2012;  2(6): 190-196

doi: 10.5923/j.phr.20120206.03

Health Implications of some Public Swimming Pools located in Port Harcourt, Nigeria

Agbagwa O. E, Young –Harry, W. M

Department of Microbiology, Faculty of Science, University of Port Harcourt, East- West Road, Choba. P. M. B. 5323, Rivers State Nigeria

Correspondence to: Agbagwa O. E, Department of Microbiology, Faculty of Science, University of Port Harcourt, East- West Road, Choba.
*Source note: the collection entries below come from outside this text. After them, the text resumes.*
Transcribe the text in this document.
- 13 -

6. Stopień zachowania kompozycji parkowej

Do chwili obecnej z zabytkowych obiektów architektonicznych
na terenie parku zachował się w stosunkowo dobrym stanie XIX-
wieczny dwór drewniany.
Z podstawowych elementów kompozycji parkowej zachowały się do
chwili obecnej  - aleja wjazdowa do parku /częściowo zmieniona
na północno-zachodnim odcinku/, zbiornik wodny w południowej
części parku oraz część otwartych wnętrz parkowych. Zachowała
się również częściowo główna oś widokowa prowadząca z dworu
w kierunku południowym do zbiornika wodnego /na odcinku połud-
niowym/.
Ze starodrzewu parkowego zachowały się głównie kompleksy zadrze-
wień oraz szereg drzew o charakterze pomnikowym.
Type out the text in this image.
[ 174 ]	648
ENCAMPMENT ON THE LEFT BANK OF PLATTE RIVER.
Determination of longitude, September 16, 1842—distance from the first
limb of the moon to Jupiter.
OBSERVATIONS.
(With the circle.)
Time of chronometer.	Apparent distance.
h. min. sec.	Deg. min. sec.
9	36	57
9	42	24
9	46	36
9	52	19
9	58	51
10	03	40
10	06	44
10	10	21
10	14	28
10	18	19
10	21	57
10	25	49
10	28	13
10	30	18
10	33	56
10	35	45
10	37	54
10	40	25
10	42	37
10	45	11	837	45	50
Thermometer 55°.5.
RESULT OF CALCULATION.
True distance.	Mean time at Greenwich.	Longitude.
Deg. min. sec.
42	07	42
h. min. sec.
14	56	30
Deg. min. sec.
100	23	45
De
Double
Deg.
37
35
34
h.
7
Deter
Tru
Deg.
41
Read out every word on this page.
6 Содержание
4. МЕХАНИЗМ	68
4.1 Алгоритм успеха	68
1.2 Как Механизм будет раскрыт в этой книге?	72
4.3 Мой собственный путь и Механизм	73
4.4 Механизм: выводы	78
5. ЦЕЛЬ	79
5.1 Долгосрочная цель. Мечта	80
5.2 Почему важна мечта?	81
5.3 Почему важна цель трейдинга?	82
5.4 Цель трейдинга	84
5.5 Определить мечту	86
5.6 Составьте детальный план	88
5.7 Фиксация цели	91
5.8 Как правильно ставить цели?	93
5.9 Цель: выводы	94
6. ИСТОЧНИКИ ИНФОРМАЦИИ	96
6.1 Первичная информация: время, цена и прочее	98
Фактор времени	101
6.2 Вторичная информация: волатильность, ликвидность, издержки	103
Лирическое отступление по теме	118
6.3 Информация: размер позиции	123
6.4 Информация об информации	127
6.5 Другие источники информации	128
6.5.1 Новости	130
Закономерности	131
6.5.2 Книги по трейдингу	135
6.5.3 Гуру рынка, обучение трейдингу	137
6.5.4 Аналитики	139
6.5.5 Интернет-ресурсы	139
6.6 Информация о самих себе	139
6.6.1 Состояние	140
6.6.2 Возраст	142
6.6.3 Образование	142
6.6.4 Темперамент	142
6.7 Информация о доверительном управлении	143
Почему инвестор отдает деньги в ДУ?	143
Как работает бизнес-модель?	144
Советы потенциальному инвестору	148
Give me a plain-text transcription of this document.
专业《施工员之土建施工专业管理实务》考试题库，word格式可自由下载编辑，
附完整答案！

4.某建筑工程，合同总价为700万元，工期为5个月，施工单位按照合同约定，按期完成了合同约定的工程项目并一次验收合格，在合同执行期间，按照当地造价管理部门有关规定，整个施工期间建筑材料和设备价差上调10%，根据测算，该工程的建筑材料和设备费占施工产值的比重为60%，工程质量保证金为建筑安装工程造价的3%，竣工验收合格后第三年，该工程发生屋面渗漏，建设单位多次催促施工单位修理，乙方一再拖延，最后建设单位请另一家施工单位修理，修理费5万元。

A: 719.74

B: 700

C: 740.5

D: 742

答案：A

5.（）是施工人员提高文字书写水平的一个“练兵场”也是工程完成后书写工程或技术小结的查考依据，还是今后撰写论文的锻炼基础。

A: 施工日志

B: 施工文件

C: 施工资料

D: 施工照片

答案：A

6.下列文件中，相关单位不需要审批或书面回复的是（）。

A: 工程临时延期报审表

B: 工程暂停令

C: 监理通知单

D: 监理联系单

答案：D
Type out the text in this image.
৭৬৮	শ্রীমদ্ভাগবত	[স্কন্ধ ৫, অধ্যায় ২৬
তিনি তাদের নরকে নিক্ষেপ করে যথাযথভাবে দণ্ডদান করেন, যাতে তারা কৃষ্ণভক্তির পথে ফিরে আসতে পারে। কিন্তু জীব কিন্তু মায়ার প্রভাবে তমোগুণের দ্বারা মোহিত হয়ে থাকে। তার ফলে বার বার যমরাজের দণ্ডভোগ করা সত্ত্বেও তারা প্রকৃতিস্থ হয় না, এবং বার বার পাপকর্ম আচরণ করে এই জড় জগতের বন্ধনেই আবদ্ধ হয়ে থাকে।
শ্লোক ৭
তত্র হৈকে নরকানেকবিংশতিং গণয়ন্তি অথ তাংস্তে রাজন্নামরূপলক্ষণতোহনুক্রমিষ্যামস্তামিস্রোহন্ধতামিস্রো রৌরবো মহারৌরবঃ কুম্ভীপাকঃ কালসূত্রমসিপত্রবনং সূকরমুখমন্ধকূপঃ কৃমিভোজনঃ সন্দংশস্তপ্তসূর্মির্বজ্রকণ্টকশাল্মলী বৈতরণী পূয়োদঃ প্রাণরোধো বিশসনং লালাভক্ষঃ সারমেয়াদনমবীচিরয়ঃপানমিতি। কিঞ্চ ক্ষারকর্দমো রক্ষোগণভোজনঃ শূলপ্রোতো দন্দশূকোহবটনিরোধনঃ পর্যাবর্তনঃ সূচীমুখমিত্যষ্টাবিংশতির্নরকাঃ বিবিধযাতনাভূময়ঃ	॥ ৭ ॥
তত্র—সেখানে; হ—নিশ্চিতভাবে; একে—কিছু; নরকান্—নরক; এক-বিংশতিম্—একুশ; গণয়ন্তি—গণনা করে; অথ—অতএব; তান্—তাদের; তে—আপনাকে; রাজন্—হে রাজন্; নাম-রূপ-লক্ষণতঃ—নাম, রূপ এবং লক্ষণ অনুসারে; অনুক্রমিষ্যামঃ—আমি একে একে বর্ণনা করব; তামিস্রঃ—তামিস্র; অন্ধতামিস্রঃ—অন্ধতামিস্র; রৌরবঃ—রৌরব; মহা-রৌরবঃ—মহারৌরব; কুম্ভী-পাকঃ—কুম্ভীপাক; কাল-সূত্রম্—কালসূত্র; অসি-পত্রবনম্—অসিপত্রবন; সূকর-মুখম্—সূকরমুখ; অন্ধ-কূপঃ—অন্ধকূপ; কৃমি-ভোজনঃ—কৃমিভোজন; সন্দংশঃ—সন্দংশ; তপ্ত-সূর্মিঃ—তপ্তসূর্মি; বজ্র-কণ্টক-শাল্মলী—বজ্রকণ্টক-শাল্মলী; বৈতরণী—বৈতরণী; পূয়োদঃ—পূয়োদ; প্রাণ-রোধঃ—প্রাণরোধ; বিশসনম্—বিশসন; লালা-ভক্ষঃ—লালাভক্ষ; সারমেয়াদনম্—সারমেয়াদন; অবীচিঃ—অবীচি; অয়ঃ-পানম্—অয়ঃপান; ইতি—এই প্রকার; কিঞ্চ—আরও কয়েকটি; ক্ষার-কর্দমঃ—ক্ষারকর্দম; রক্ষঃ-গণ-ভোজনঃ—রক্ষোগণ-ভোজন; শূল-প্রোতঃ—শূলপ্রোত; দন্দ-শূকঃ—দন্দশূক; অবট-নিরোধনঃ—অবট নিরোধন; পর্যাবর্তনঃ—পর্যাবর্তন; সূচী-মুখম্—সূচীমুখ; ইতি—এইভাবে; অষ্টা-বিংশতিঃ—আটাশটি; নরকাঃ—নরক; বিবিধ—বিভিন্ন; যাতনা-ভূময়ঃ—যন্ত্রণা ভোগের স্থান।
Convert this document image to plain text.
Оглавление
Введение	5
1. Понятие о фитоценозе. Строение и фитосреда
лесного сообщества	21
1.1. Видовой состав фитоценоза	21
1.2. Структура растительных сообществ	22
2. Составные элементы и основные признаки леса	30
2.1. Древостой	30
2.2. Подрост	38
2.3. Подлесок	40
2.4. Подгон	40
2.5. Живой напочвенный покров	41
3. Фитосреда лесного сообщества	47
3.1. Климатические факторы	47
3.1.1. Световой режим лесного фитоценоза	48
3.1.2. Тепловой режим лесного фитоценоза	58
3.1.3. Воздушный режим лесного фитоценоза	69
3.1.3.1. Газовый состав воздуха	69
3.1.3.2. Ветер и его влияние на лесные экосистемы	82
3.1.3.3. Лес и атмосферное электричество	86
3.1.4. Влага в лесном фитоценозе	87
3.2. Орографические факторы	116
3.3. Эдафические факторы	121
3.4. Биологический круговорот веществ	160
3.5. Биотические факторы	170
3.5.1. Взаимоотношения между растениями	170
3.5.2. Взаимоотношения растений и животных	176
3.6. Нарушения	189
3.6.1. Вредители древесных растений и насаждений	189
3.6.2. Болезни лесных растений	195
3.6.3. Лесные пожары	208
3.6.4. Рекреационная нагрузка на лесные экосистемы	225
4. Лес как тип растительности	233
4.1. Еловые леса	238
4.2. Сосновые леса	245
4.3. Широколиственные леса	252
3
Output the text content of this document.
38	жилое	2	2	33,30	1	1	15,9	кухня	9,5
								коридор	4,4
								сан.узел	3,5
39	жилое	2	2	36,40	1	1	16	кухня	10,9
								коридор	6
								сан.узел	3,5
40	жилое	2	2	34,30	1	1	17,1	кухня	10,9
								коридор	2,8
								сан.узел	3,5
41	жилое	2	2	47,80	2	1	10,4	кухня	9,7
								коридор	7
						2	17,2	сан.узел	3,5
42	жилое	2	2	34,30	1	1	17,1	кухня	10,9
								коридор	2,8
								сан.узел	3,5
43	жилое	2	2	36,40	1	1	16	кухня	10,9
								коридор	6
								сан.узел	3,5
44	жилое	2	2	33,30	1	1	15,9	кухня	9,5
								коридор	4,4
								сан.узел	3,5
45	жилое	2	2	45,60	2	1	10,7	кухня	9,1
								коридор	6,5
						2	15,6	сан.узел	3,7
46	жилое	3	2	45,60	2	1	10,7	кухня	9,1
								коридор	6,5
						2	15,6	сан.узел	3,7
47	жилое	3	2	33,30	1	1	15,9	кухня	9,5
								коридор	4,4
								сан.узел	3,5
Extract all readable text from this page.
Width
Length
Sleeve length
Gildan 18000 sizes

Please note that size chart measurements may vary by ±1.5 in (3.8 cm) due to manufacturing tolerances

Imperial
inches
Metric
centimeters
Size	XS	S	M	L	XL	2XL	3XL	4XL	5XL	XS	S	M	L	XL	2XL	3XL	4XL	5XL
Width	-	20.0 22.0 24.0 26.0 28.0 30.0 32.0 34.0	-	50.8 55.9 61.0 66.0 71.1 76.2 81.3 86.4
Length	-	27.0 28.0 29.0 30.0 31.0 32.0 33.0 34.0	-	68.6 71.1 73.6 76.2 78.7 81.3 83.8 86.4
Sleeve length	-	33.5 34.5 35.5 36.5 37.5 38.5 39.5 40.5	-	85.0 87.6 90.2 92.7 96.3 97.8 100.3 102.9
P. M. B. 5323, Rivers State Nigeria.

Email:

Copyright © 2012 Scientific & Academic Publishing. All Rights Reserved.

Abstract

A total of eight water samples were obtained from eight swimming pools. The water samples were tested for total heterotrophic plate count, total faecal coliform count, isolation and enumeration of Enterococci, Staphylococcus aureus and Pseudomonas aeruginosa. The pH residual chlorine and temperature of the water was also determined. Total Heterotrophic Bacterial Count was found to be highest in pool BOU to be 1.32 x 109 cfu/ml and least THBC was EVE pool with counts of 8.0 x 103 cfu/ml. Staphylococcus aureus and Pseudomonas aeruginosa were the most predominant organisms in the pool with percentage occurrences of 31% and 25%. Enterobacter, Citrobacter and Bacillus had percentage occurrences of 12%, 13% and 13%. Klebsiella was the least in occurrence with a value of 6%. The temperature range obtained from the pools were within the ranges of 23.7℃ to 26.5℃, the pH for the eight different pools were within the value of 7.0 to 8.5 and chlorine range was 0.001 to 4.10.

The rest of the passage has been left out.